But Gyberg thought Cool Clean's carbon dioxide technology could unlock the "holy grail" in biofuel production -- using algae to power cars and trucks.
Gyberg and student Brian Krohn helped develop a process to convert renewable feedstocks like algae into biofuel without using much water and producing little waste. Ever Cat Fuels, a start-up founded by Augsburg alumnus Clayton McNeff, is constructing a $5 million plant in Isanti, Minn., that will use this technology.
However, companies today are using petroleum-based chemicals to extract oils from algae. Cool Clean's phase shift liquid CO² extraction technology could remove the oil without relying on fossil fuels and damaging the environment. This technique also theoretically allows people to convert the leftover algae into high-end animal feed.
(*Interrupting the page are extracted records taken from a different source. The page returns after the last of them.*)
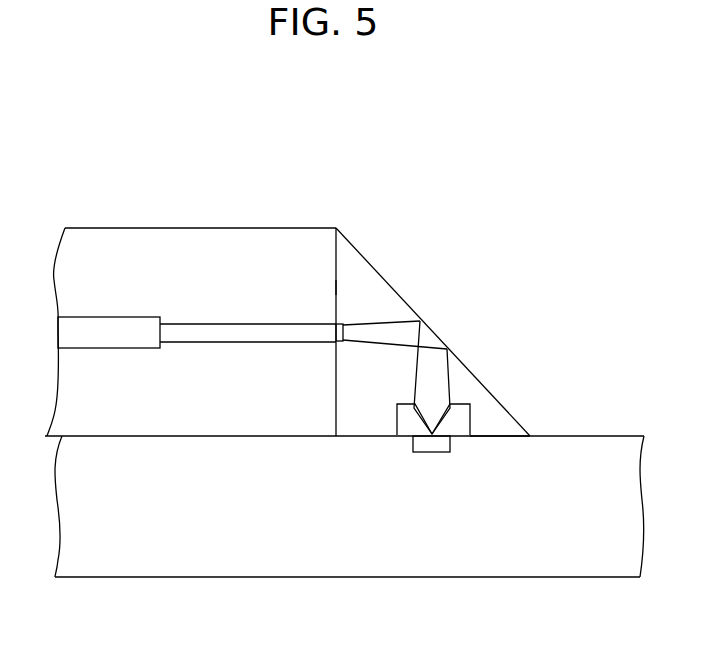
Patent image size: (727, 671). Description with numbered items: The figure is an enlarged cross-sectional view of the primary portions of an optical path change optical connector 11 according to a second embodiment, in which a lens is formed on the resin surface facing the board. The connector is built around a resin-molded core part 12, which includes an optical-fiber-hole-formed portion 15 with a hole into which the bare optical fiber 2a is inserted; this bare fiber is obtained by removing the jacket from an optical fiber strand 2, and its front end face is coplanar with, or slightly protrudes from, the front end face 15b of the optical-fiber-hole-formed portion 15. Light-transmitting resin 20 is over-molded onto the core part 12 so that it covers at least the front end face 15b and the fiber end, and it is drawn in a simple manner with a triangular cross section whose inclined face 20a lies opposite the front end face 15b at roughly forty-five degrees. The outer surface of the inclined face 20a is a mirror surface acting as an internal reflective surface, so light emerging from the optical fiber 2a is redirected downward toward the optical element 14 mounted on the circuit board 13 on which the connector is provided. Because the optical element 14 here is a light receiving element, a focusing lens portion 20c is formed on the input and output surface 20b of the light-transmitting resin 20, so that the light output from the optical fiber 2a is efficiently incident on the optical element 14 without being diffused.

The optical fiber strand 2 is at (88, 325).
The optical fiber 2a is at (233, 333).
The optical path change optical connector 11 is at (182, 175).
The core part 12 is at (132, 240).
The circuit board 13 is at (297, 557).
The optical element 14 is at (435, 448).
The optical-fiber-hole-formed portion 15 is at (300, 270).
The front end face 15b is at (337, 287).
The light-transmitting resin 20 is at (385, 298).
The inclined face 20a is at (476, 380).
The input and output surface 20b is at (486, 437).
The focusing lens portion 20c is at (412, 406).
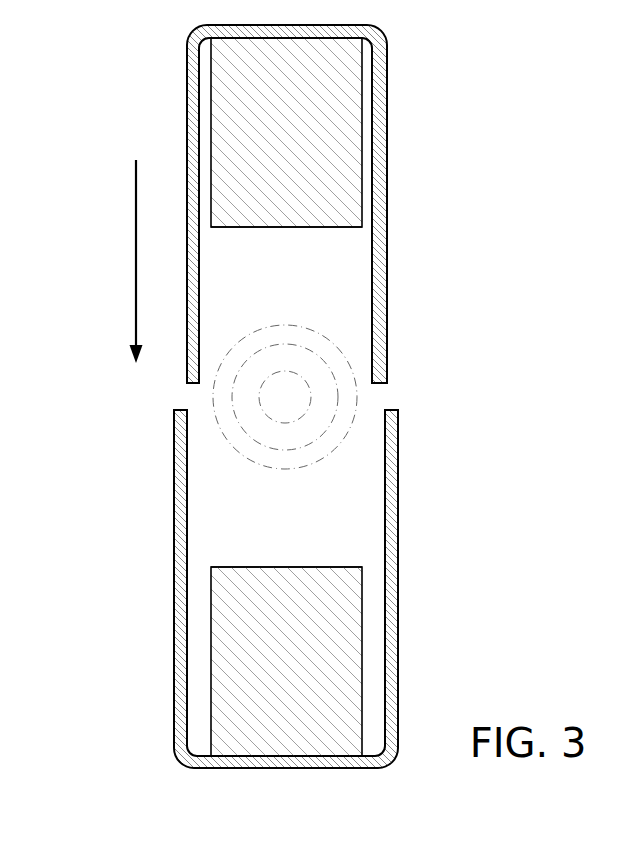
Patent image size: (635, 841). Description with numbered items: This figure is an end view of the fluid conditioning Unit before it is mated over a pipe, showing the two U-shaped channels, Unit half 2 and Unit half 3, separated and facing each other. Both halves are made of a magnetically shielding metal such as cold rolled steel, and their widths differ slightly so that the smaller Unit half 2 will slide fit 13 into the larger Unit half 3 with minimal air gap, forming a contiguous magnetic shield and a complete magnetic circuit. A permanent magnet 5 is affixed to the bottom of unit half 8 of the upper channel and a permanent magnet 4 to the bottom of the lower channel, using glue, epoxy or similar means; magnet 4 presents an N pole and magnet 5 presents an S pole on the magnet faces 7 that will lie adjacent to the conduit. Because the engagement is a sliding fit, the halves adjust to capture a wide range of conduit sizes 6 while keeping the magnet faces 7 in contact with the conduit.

The Unit half 2 is at (387, 143).
The Unit half 3 is at (398, 617).
The permanent magnet 4 is at (210, 658).
The permanent magnet 5 is at (210, 132).
The conduit size 6 is at (348, 362).
The magnet pole face 7 is at (320, 227).
The bottom of unit half 8 is at (235, 38).
The slide fit 13 is at (136, 260).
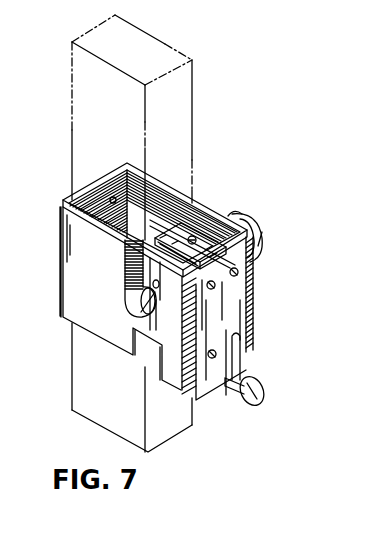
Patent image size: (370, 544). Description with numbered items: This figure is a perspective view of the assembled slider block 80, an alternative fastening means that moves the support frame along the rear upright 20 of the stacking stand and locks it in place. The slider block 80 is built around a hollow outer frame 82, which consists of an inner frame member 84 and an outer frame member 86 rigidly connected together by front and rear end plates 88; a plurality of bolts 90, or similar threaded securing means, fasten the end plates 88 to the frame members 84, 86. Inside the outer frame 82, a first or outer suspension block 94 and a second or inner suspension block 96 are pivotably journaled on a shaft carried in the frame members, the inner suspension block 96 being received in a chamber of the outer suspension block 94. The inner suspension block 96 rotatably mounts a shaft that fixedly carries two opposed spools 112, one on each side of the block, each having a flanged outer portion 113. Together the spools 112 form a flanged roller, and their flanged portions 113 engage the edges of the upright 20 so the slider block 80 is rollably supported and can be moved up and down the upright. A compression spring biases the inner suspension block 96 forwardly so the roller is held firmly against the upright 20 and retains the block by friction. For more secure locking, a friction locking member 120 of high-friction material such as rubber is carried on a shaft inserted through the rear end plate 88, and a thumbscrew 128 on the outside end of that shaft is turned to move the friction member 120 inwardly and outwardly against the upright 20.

The rear upright 20 is at (194, 70).
The slider block 80 is at (216, 217).
The hollow outer frame 82 is at (192, 217).
The inner frame member 84 is at (60, 242).
The outer frame member 86 is at (163, 192).
The end plate 88 is at (87, 184).
The bolt 90 is at (252, 275).
The outer suspension block 94 is at (248, 217).
The inner suspension block 96 is at (188, 236).
The spool 112 is at (264, 240).
The flanged outer portion 113 is at (128, 305).
The friction locking member 120 is at (155, 345).
The thumbscrew 128 is at (262, 386).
"We've got a very strong technology base," Wikstrom said. "Once we pulled all of that IP [intellectual property] together, we asked ourselves 'where are there markets that we can commercialize on a big scale?' It's an evolutionary process rather than revolutionary. The problem with revolutionary technology is that the market acceptance period usually takes a long time. It always takes longer than you think. If you think it's five years, it will be 10."
Cool Clean is partnering with SarTec Corp. and Augsburg to eventually outfit the Anoka plant with the CO² technology.
"Biofuels wasn't totally out of our world," Wikstrom said. "We just hadn't gone into it yet."